Because a “victory” for the Houthis, through the withdrawal of the Saudi enemy, and the end of its financial and military support to the various anti-Houthi fronts, is not synonymous with the victory of democracy or women’s rights. Far from it! The numerous imprisonments, assassinations, disappearances, Kalashnikov volleys in the legs that the Houthi government has inflicted on its opposition, the multiple corruption cases or the campaigns for decent Islamic dress attest to this.
But the Saudi horizon of withdrawal from Yemen cannot be understood solely through the failure of its military adventure. It must be seen in relation to the evolution of the international situation, and to the more autonomous role that MBS wants to play in it. Two international events illustrate this new situation. A month before the US mid-term elections, Saudi Arabia chose to cut OPEC production by two million barrels a day to increase its oil revenues. This dealt a severe blow to Biden by sending oil prices higher just before a difficult election for the Democrats. And it gave a breath of fresh air to Putin, who saw oil revenues soar despite sanctions against his invasion of Ukraine.

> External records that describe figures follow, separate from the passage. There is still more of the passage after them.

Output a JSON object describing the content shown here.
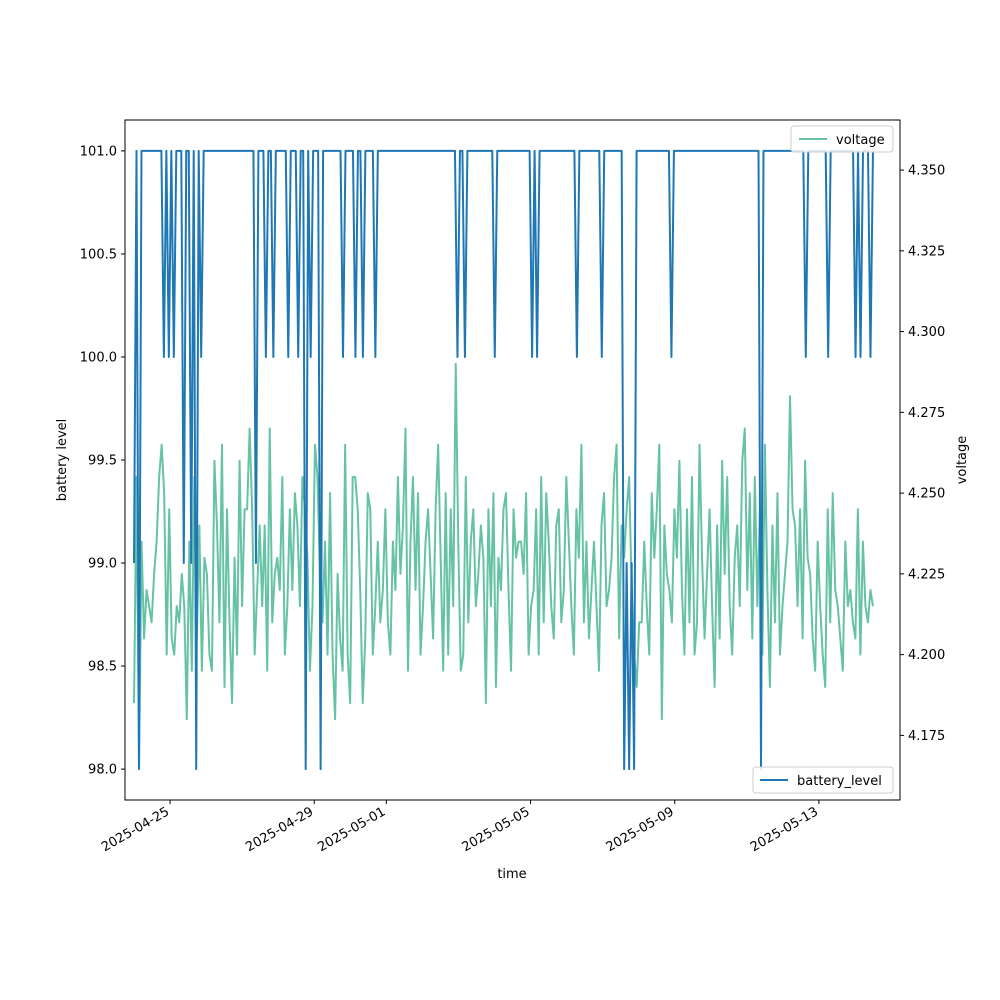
{
  "chart_data": {
    "type": "line",
    "xlabel": "time",
    "ylabel_left": "battery level",
    "ylabel_right": "voltage",
    "xlim": [
      "2025-04-23T18:00",
      "2025-05-15T06:00"
    ],
    "xticks": [
      "2025-04-25",
      "2025-04-29",
      "2025-05-01",
      "2025-05-05",
      "2025-05-09",
      "2025-05-13"
    ],
    "ylim_left": [
      97.85,
      101.15
    ],
    "yticks_left": [
      "98.0",
      "98.5",
      "99.0",
      "99.5",
      "100.0",
      "100.5",
      "101.0"
    ],
    "ylim_right": [
      4.155,
      4.3655
    ],
    "yticks_right": [
      "4.175",
      "4.200",
      "4.225",
      "4.250",
      "4.275",
      "4.300",
      "4.325",
      "4.350"
    ],
    "x_start": "2025-04-24T00:00",
    "x_end": "2025-05-14T12:00",
    "series": [
      {
        "name": "battery_level",
        "axis": "left",
        "color": "#1f77b4",
        "legend_position": "lower-right",
        "values": [
          99,
          101,
          98,
          101,
          101,
          101,
          101,
          101,
          101,
          101,
          101,
          101,
          100,
          101,
          100,
          101,
          100,
          101,
          101,
          101,
          99,
          101,
          101,
          99,
          101,
          98,
          101,
          100,
          101,
          101,
          101,
          101,
          101,
          101,
          101,
          101,
          101,
          101,
          101,
          101,
          101,
          101,
          101,
          101,
          101,
          101,
          101,
          101,
          101,
          99,
          101,
          101,
          101,
          100,
          101,
          101,
          100,
          101,
          101,
          101,
          101,
          101,
          100,
          101,
          101,
          101,
          100,
          101,
          101,
          98,
          101,
          100,
          101,
          101,
          101,
          98,
          101,
          101,
          101,
          101,
          101,
          101,
          101,
          101,
          100,
          101,
          101,
          101,
          101,
          100,
          101,
          101,
          100,
          101,
          101,
          101,
          101,
          100,
          101,
          101,
          101,
          101,
          101,
          101,
          101,
          101,
          101,
          101,
          101,
          101,
          101,
          101,
          101,
          101,
          101,
          101,
          101,
          101,
          101,
          101,
          101,
          101,
          101,
          101,
          101,
          101,
          101,
          101,
          101,
          101,
          100,
          101,
          101,
          100,
          101,
          101,
          101,
          101,
          101,
          101,
          101,
          101,
          101,
          101,
          101,
          100,
          101,
          101,
          101,
          101,
          101,
          101,
          101,
          101,
          101,
          101,
          101,
          101,
          101,
          101,
          100,
          101,
          100,
          101,
          101,
          101,
          101,
          101,
          101,
          101,
          101,
          101,
          101,
          101,
          101,
          101,
          101,
          101,
          100,
          101,
          101,
          101,
          101,
          101,
          101,
          101,
          101,
          101,
          100,
          101,
          101,
          101,
          101,
          101,
          101,
          101,
          101,
          98,
          99,
          98,
          99,
          98,
          101,
          101,
          101,
          101,
          101,
          101,
          101,
          101,
          101,
          101,
          101,
          101,
          101,
          101,
          100,
          101,
          101,
          101,
          101,
          101,
          101,
          101,
          101,
          101,
          101,
          101,
          101,
          101,
          101,
          101,
          101,
          101,
          101,
          101,
          101,
          101,
          101,
          101,
          101,
          101,
          101,
          101,
          101,
          101,
          101,
          101,
          101,
          101,
          101,
          101,
          98,
          101,
          101,
          101,
          101,
          101,
          101,
          101,
          101,
          101,
          101,
          101,
          101,
          101,
          101,
          101,
          101,
          101,
          100,
          101,
          101,
          101,
          101,
          101,
          101,
          101,
          101,
          100,
          101,
          101,
          101,
          101,
          101,
          101,
          101,
          101,
          101,
          101,
          100,
          101,
          100,
          101,
          101,
          101,
          100,
          101
        ]
      },
      {
        "name": "voltage",
        "axis": "right",
        "color": "#66c2a5",
        "legend_position": "upper-right",
        "values": [
          4.185,
          4.255,
          4.165,
          4.235,
          4.205,
          4.22,
          4.215,
          4.21,
          4.225,
          4.235,
          4.255,
          4.265,
          4.25,
          4.2,
          4.245,
          4.205,
          4.2,
          4.215,
          4.21,
          4.225,
          4.215,
          4.18,
          4.235,
          4.195,
          4.255,
          4.205,
          4.24,
          4.195,
          4.23,
          4.225,
          4.2,
          4.195,
          4.26,
          4.24,
          4.21,
          4.265,
          4.19,
          4.245,
          4.21,
          4.185,
          4.23,
          4.2,
          4.26,
          4.215,
          4.245,
          4.245,
          4.27,
          4.245,
          4.2,
          4.22,
          4.24,
          4.215,
          4.24,
          4.195,
          4.27,
          4.21,
          4.225,
          4.23,
          4.22,
          4.255,
          4.2,
          4.215,
          4.245,
          4.22,
          4.25,
          4.24,
          4.215,
          4.255,
          4.245,
          4.23,
          4.195,
          4.215,
          4.265,
          4.255,
          4.225,
          4.21,
          4.235,
          4.2,
          4.25,
          4.2,
          4.18,
          4.225,
          4.205,
          4.195,
          4.265,
          4.2,
          4.185,
          4.255,
          4.255,
          4.245,
          4.22,
          4.185,
          4.205,
          4.25,
          4.245,
          4.2,
          4.215,
          4.235,
          4.21,
          4.22,
          4.245,
          4.21,
          4.2,
          4.235,
          4.22,
          4.255,
          4.225,
          4.24,
          4.27,
          4.195,
          4.235,
          4.255,
          4.22,
          4.25,
          4.2,
          4.215,
          4.235,
          4.245,
          4.225,
          4.205,
          4.245,
          4.265,
          4.23,
          4.195,
          4.25,
          4.2,
          4.245,
          4.215,
          4.29,
          4.235,
          4.195,
          4.2,
          4.255,
          4.21,
          4.235,
          4.245,
          4.215,
          4.225,
          4.24,
          4.23,
          4.185,
          4.245,
          4.215,
          4.25,
          4.19,
          4.23,
          4.22,
          4.245,
          4.25,
          4.22,
          4.195,
          4.245,
          4.23,
          4.235,
          4.235,
          4.225,
          4.25,
          4.2,
          4.215,
          4.22,
          4.245,
          4.2,
          4.255,
          4.21,
          4.25,
          4.235,
          4.215,
          4.205,
          4.24,
          4.245,
          4.21,
          4.22,
          4.255,
          4.235,
          4.215,
          4.2,
          4.245,
          4.23,
          4.265,
          4.21,
          4.235,
          4.205,
          4.22,
          4.235,
          4.215,
          4.195,
          4.24,
          4.25,
          4.215,
          4.22,
          4.23,
          4.255,
          4.265,
          4.205,
          4.24,
          4.23,
          4.245,
          4.255,
          4.22,
          4.2,
          4.19,
          4.21,
          4.21,
          4.235,
          4.215,
          4.2,
          4.25,
          4.23,
          4.245,
          4.265,
          4.18,
          4.24,
          4.225,
          4.22,
          4.21,
          4.245,
          4.23,
          4.26,
          4.22,
          4.2,
          4.245,
          4.21,
          4.255,
          4.2,
          4.21,
          4.265,
          4.23,
          4.205,
          4.225,
          4.245,
          4.215,
          4.19,
          4.24,
          4.205,
          4.26,
          4.225,
          4.255,
          4.215,
          4.2,
          4.23,
          4.24,
          4.215,
          4.26,
          4.27,
          4.22,
          4.25,
          4.205,
          4.255,
          4.215,
          4.245,
          4.2,
          4.265,
          4.22,
          4.19,
          4.24,
          4.21,
          4.25,
          4.2,
          4.215,
          4.225,
          4.235,
          4.28,
          4.245,
          4.24,
          4.215,
          4.245,
          4.205,
          4.26,
          4.23,
          4.225,
          4.205,
          4.195,
          4.235,
          4.215,
          4.2,
          4.19,
          4.245,
          4.21,
          4.25,
          4.22,
          4.215,
          4.205,
          4.195,
          4.235,
          4.215,
          4.22,
          4.21,
          4.205,
          4.245,
          4.2,
          4.235,
          4.215,
          4.21,
          4.22,
          4.215
        ]
      }
    ]
  }
}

While Biden went so far as to shamefully shake MBS’s hand in Jeddah, after calling for his isolation following Khashoggi’s murder, and did everything he could to block Bernie Sanders’ Senate resolution on war powers to limit U.S. support for the war in Yemen, while U.S. courts granted immunity to the prince, Biden has not been able to count on the support of Saudi Arabia in his standoff with Russia over oil.

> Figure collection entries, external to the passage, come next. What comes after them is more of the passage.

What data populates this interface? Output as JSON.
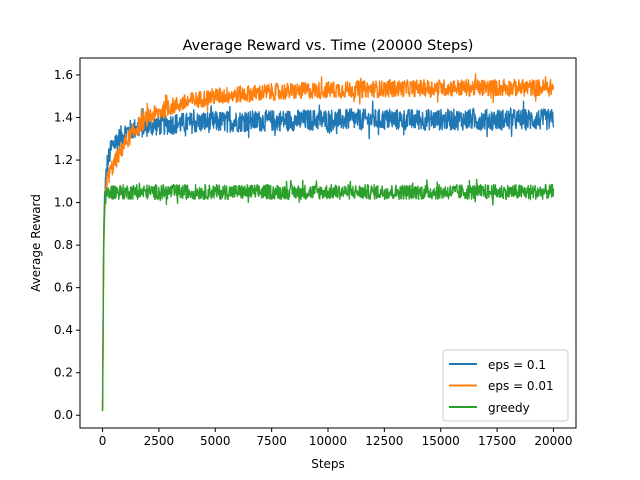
{
  "chart_data": {
    "type": "line",
    "title": "Average Reward vs. Time (20000 Steps)",
    "xlabel": "Steps",
    "ylabel": "Average Reward",
    "xlim": [
      -1000,
      21000
    ],
    "ylim": [
      -0.06,
      1.68
    ],
    "xticks": [
      0,
      2500,
      5000,
      7500,
      10000,
      12500,
      15000,
      17500,
      20000
    ],
    "yticks": [
      0.0,
      0.2,
      0.4,
      0.6,
      0.8,
      1.0,
      1.2,
      1.4,
      1.6
    ],
    "grid": false,
    "legend_position": "lower-right",
    "series": [
      {
        "name": "eps = 0.1",
        "color": "#1f77b4",
        "noise_band": 0.05,
        "x": [
          0,
          50,
          100,
          200,
          400,
          700,
          1000,
          1500,
          2000,
          3000,
          4000,
          5000,
          7500,
          10000,
          12500,
          15000,
          17500,
          20000
        ],
        "values": [
          0.02,
          0.85,
          1.05,
          1.18,
          1.26,
          1.3,
          1.33,
          1.35,
          1.36,
          1.37,
          1.375,
          1.38,
          1.385,
          1.39,
          1.39,
          1.39,
          1.39,
          1.39
        ]
      },
      {
        "name": "eps = 0.01",
        "color": "#ff7f0e",
        "noise_band": 0.04,
        "x": [
          0,
          50,
          100,
          200,
          400,
          700,
          1000,
          1500,
          2000,
          3000,
          4000,
          5000,
          7500,
          10000,
          12500,
          15000,
          17500,
          20000
        ],
        "values": [
          0.02,
          0.75,
          1.0,
          1.11,
          1.16,
          1.22,
          1.28,
          1.35,
          1.4,
          1.45,
          1.48,
          1.5,
          1.52,
          1.53,
          1.535,
          1.54,
          1.54,
          1.54
        ]
      },
      {
        "name": "greedy",
        "color": "#2ca02c",
        "noise_band": 0.035,
        "x": [
          0,
          50,
          100,
          200,
          400,
          1000,
          5000,
          10000,
          15000,
          20000
        ],
        "values": [
          0.02,
          0.8,
          1.02,
          1.04,
          1.05,
          1.05,
          1.05,
          1.05,
          1.05,
          1.05
        ]
      }
    ]
  }
}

In April 2023, during a spectacular meeting in China, under the aegis of Xi Jinping, Saudi Arabia and Iran re-established diplomatic relations, which had been severed since 2016. Another sensational announcement was the creation of a Chinese-made drone assembly plant in Saudi Arabia. Or participation in the BRICS alongside China and Russia. At the same time, Mohammed bin Salman put on the table the proposal to establish formal diplomatic relations with Israel, in exchange for a binding commitment by the United States to defend Saudi Arabia in the event of aggression. MBS’s desire is clearly to disengage from the Yemeni quagmire, to move forward in peace negotiations with the Houthis, against the backdrop of the rapprochement between Iran and Saudi Arabia, to make the most of the oil rent, even if it means putting the American godfather in difficulty, to refocus on his 2030 horizon, by taking advantage of a multipolar world and the tensions between China and the United States to better negotiate a more autonomous place. Again, even if it means offending the United States.